If there's a problem with the album, it's this: while no song on the album could possibly be considered to be bad, per se, the album is totally overlong. I guess it makes sense from one perspective to have thirteen songs after a three-year-plus wait for a sophomore album, but in general if there's one thing preventing Alter Bridge from being musically unique across the spectrum--which they're already a very long way towards achieving--it's the fact that too many of these songs are given over to the same kind of anthemic choruses with exclusively melodic singing and block one-power-chord-per-bar movements. I guess there's not much in general that can be done about this--it is an innovation in modern rock music that was practically invented by Tremonti's old band and has now been done to death by the Nickelbacks of the world--but it's the one last hang-up preventing the band from sounding like it's reached its top potential.

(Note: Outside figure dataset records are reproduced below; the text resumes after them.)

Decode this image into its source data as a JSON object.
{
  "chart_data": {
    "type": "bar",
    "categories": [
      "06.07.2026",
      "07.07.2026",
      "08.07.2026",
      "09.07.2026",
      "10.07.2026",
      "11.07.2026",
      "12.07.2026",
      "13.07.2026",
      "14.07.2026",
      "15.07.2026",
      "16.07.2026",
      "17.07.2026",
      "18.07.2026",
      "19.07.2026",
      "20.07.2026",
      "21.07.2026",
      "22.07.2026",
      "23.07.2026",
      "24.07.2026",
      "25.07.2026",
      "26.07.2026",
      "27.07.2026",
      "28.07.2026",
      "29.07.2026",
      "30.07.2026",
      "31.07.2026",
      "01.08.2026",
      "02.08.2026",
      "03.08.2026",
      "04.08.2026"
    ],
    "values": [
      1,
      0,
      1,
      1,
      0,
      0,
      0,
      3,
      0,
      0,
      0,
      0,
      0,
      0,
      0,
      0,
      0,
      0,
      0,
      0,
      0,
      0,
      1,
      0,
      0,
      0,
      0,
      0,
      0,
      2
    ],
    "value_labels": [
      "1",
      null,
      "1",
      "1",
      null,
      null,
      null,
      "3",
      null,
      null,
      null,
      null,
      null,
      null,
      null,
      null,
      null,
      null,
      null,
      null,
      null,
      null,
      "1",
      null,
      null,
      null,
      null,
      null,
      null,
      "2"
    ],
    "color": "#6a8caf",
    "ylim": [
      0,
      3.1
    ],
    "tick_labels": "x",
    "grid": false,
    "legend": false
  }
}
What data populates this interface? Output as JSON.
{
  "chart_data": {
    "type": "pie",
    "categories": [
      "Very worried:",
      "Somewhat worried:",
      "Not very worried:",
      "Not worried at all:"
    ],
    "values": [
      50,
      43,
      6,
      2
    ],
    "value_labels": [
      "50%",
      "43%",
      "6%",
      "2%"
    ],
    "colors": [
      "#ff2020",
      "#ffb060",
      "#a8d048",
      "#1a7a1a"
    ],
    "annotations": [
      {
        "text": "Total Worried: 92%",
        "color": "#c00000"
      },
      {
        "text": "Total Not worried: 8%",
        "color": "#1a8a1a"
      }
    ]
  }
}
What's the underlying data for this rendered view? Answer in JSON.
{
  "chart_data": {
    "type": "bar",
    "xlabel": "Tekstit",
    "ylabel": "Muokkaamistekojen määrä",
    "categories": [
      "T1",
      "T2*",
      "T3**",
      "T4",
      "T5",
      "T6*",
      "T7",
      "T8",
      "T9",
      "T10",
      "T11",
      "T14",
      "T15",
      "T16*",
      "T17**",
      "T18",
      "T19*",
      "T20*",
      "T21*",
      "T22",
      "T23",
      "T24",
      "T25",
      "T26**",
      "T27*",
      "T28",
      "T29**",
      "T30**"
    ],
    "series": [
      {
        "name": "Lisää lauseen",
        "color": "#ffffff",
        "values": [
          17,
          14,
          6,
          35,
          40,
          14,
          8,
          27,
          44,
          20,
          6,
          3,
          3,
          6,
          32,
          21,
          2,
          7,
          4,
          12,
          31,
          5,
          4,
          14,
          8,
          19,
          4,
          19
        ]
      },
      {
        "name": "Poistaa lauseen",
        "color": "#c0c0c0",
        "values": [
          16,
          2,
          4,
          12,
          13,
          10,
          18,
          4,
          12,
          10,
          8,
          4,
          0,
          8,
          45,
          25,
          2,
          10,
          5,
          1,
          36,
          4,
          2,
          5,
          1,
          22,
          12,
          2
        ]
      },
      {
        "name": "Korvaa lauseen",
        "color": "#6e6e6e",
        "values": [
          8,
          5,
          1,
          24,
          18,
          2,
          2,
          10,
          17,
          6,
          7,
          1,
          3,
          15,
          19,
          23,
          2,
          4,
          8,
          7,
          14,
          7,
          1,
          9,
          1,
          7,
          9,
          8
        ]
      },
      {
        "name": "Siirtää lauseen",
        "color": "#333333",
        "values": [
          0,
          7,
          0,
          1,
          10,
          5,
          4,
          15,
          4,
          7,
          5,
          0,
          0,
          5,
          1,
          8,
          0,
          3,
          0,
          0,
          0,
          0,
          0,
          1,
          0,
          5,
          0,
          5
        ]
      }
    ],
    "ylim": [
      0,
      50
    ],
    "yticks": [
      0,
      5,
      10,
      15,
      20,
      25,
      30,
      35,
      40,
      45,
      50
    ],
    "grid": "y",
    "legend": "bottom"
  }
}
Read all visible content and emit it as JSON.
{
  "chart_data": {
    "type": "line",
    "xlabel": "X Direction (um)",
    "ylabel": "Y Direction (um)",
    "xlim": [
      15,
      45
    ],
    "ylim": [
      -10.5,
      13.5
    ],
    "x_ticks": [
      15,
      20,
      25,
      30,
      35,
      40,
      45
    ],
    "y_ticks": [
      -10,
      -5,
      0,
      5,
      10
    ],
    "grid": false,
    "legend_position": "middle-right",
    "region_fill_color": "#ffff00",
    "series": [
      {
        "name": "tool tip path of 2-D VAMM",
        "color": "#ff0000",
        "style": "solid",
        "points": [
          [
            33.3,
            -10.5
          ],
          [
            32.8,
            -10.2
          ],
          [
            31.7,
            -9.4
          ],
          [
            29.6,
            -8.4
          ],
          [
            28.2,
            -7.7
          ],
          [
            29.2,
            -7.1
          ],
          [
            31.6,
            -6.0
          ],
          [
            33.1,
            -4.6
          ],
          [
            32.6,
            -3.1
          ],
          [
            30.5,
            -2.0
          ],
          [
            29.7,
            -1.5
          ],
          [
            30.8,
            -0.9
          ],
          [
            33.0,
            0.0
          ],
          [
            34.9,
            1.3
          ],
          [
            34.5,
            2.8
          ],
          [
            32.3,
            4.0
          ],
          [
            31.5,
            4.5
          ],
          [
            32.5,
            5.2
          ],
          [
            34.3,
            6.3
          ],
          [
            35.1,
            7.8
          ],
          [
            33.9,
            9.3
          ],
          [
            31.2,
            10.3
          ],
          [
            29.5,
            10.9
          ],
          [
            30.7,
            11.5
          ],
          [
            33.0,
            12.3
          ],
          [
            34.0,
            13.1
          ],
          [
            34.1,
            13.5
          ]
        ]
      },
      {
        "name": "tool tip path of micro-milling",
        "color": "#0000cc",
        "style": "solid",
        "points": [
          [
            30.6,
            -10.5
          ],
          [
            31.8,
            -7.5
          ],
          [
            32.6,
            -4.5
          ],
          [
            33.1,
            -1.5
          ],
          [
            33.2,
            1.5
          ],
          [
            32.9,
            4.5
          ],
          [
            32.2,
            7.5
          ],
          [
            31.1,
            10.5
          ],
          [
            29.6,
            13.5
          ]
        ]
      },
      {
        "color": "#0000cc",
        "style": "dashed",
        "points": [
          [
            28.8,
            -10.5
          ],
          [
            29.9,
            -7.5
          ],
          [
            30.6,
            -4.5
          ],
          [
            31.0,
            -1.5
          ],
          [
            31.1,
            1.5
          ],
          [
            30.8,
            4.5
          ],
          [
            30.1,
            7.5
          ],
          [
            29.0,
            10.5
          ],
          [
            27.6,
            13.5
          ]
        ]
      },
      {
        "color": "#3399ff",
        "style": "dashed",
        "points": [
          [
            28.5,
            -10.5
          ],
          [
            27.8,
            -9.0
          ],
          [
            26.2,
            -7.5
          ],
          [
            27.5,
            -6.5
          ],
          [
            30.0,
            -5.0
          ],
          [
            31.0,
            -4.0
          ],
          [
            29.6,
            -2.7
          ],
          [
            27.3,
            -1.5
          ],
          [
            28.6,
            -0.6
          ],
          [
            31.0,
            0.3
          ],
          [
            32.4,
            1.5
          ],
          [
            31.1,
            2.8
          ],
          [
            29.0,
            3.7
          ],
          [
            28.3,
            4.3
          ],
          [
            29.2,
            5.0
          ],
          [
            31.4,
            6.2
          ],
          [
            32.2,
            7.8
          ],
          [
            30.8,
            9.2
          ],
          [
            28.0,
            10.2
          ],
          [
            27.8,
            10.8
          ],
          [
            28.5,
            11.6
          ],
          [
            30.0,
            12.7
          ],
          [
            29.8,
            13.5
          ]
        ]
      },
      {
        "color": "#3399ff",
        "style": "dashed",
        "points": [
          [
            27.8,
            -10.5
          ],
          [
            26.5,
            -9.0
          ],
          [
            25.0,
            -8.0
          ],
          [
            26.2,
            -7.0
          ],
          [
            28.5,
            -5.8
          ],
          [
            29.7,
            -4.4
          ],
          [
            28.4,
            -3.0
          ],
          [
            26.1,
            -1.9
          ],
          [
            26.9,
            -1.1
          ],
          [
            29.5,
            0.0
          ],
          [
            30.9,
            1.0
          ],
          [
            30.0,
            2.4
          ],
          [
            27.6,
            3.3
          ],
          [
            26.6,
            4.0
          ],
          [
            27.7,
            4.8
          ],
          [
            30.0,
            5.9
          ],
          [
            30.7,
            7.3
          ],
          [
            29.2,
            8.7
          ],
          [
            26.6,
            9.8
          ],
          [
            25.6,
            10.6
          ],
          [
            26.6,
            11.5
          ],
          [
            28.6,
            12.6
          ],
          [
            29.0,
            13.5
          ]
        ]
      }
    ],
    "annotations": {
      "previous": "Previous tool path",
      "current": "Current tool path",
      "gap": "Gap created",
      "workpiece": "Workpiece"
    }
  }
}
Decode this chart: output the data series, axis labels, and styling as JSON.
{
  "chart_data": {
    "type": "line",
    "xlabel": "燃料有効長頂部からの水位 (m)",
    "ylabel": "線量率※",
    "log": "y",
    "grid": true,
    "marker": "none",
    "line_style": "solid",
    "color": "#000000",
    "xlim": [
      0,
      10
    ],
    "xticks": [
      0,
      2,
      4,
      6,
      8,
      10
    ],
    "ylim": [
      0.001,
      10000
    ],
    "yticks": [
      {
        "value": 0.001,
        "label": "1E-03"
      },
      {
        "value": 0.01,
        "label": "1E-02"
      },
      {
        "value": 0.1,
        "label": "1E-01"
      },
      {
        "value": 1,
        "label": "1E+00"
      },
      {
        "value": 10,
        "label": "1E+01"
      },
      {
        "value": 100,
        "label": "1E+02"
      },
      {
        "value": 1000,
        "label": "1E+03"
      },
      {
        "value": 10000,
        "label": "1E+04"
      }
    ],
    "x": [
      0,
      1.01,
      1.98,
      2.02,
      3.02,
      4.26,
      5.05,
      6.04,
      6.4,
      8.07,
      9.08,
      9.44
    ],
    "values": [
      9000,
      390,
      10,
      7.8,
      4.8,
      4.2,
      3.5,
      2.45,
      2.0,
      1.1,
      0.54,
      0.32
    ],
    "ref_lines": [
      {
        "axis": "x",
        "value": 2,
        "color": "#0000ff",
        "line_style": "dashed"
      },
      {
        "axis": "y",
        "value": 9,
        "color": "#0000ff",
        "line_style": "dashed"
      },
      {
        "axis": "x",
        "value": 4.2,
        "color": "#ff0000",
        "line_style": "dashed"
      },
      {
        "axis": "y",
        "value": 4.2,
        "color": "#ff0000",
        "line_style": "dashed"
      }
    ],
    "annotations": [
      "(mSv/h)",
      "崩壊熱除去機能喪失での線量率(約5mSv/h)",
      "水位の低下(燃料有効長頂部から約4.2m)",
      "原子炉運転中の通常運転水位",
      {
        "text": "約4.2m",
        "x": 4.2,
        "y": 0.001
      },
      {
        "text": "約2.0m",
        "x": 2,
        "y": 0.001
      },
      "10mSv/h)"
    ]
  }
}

And believe me, the band has BOATLOADS of potential. Alter Bridge are one of the most formidable collections of musicians in mainstream rock music, from a technical standpoint, and have really grown and matured with this release musically. They've successfully stripped away every Creedism that held them back on the debut. It's very impressive to me to see the band working and toiling to grow and mature into something unique that sheds the past the way they want, but unfortunately, they are not there yet. This album stretches on too long and always throws the same kinds of punches, and no matter how effective they are or how surprising they were to begin with, by song eleven we've already gotten the point. Hopefully the band, which has been allowing the metal influence to creep in a LOT on this album with its constant 6/8 galloping and crunching and surprising lack of typical 4/4 radio-friendliness (there are only two songs on here that really scream "single," which is also a sign of things to come), will scale that back and make room for more variety of mood, especially in their choruses. It's too reminiscient of bands beneath Alter Bridge's potential level to have every chorus be one of these soaring-vocals I-V-vi-IV progression affairs.
But this album, already so close to perfect, is a massively impressive sign of what's to come should Alter Bridge continue making music. This album comes with my full recommendation--get it.